Tips on SPAdes parameters

Assembling Illumina genomic data

Isolated and multi-cell datasets

When assembling conventional multi-cell and bacterial isolated datasets with decent coverage (say 50x or higher), we strongly recommend to use --isolate option.

SPAdes is capable of detecting optimal k-mer sizes automatically. Thus, if the assembly went smoothly without any errors or warnings, there is nothing to worry about. For example, for read length 100bp the default k values are 21, 33, 55; for 150bp reads SPAdes uses k-mer sizes 21, 33, 55, 77; and for 250bp reads six iterations are used by default: 21, 33, 55, 77, 99, 127. We strongly recommend not to change -k parameter unless you are clearly aware about the effect.

Single-cell data

The default k-mer lengths are recommended. For single-cell data sets SPAdes always selects k-mer sizes 21, 33 and 55.

It might be tricky to fully utilize the advantages of longer Illumina reads (e.g. 250bp). Consider contacting us for more information and to discuss assembly strategy.

Assembling IonTorrent reads

FASTQ or BAM files are supported as input in IonTorrent mode.

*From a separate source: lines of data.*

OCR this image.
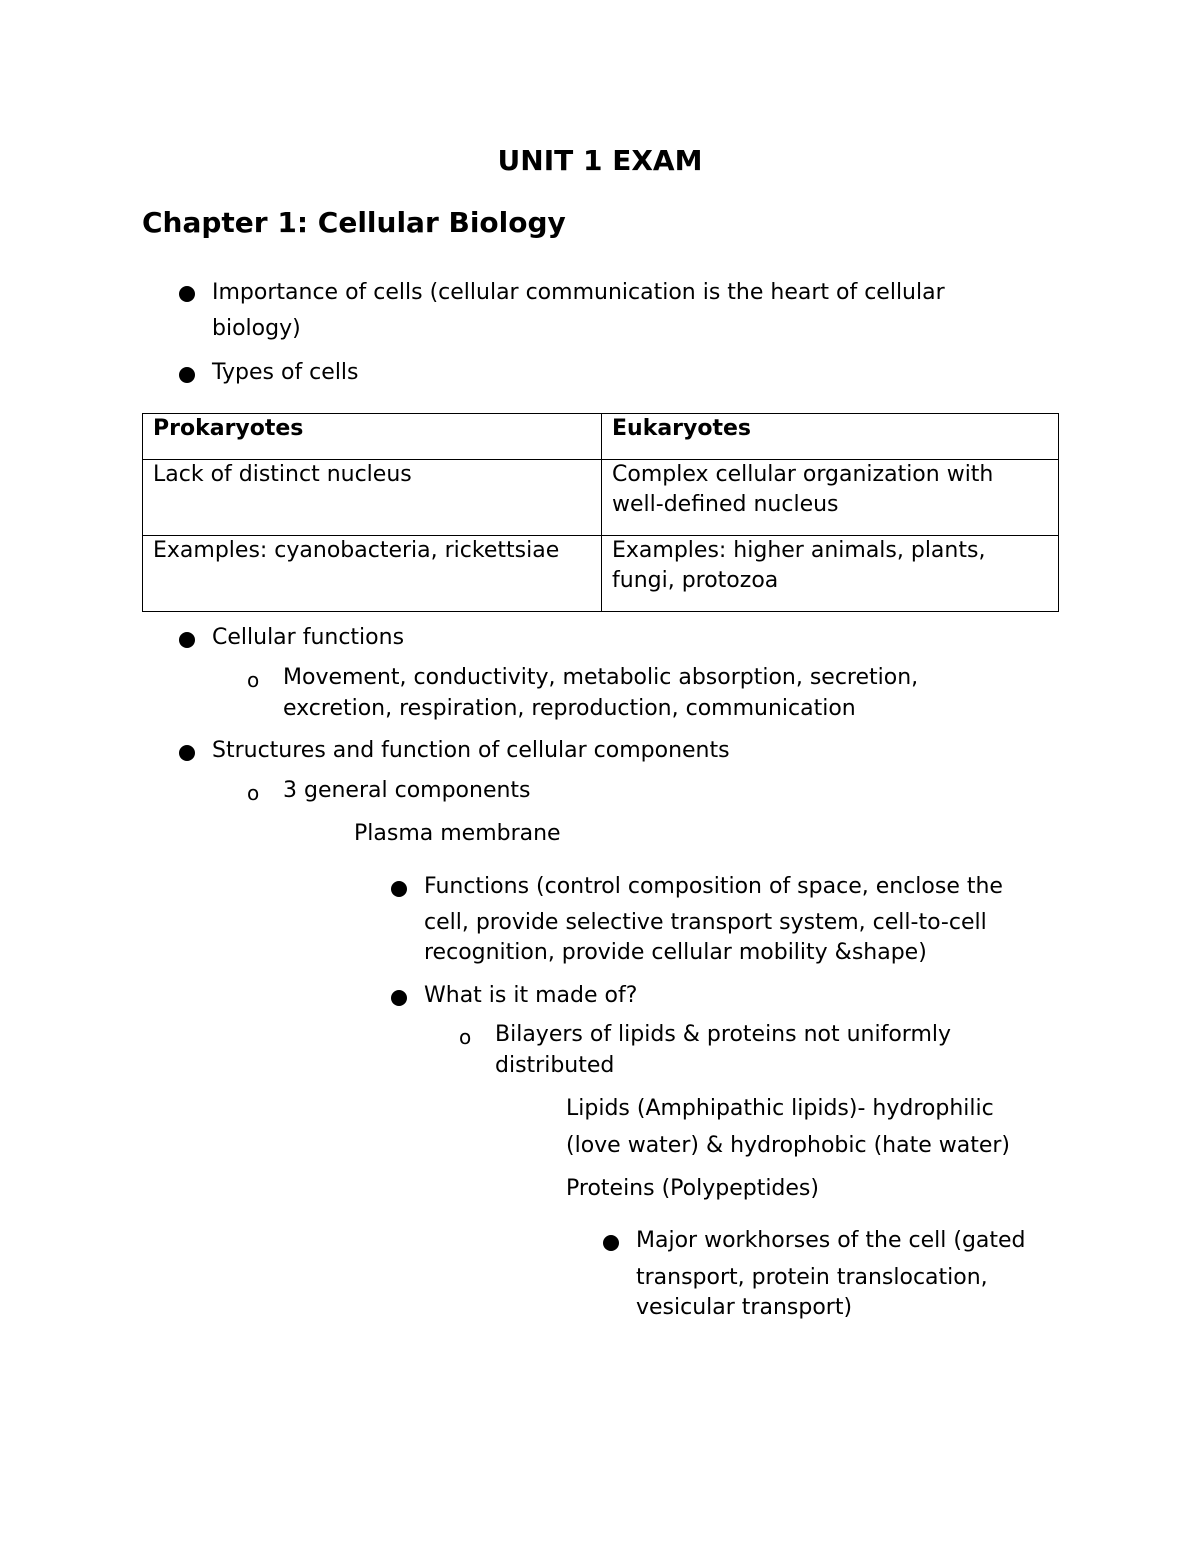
UNIT 1 EXAM
Chapter 1: Cellular Biology
Importance of cells (cellular communication is the heart of cellular
biology)
Types of cells
Prokaryotes	Eukaryotes

Lack of distinct nucleus	Complex cellular organization with
well-defined nucleus

Examples: cyanobacteria, rickettsiae	Examples: higher animals, plants,
fungi, protozoa
Cellular functions
o Movement, conductivity, metabolic absorption, secretion,
excretion, respiration, reproduction, communication
Structures and function of cellular components
o 3 general components
Plasma membrane
Functions (control composition of space, enclose the
cell, provide selective transport system, cell-to-cell
recognition, provide cellular mobility &shape)
What is it made of?
o Bilayers of lipids & proteins not uniformly
distributed
Lipids (Amphipathic lipids)- hydrophilic
(love water) & hydrophobic (hate water)
Proteins (Polypeptides)
Major workhorses of the cell (gated
transport, protein translocation,
vesicular transport)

The selection of k-mer sizes might be non-trivial for IonTorrent. If the dataset is more or less conventional (good coverage, moderate or low GC, etc), then you can try using larger k-mer lengths, e.g. 21, 33, 55, 77, 99, 127.

However, due to increased error rate some changes of k-mer lengths (e.g. selection of shorter ones) may be required. For example, if you ran SPAdes with k-mer lengths 21,33,55,77 and then decided to assemble the same data set using more iterations and larger values of K, you can run SPAdes once again specifying the same output folder and the following options: --restart-from k77 -k 21,33,55,77,99,127 -o <previous_output_dir>. Do not forget to copy contigs and scaffolds from the previous run.

You may need no error correction for Hi-Q enzyme at all. However, we suggest trying to assemble your data with and without error correction and select the best variant.

For non-trivial datasets (e.g. with high GC, low or uneven coverage) we suggest enabling single-cell mode (setting --sc option) and use k-mer lengths of 21, 33, 55.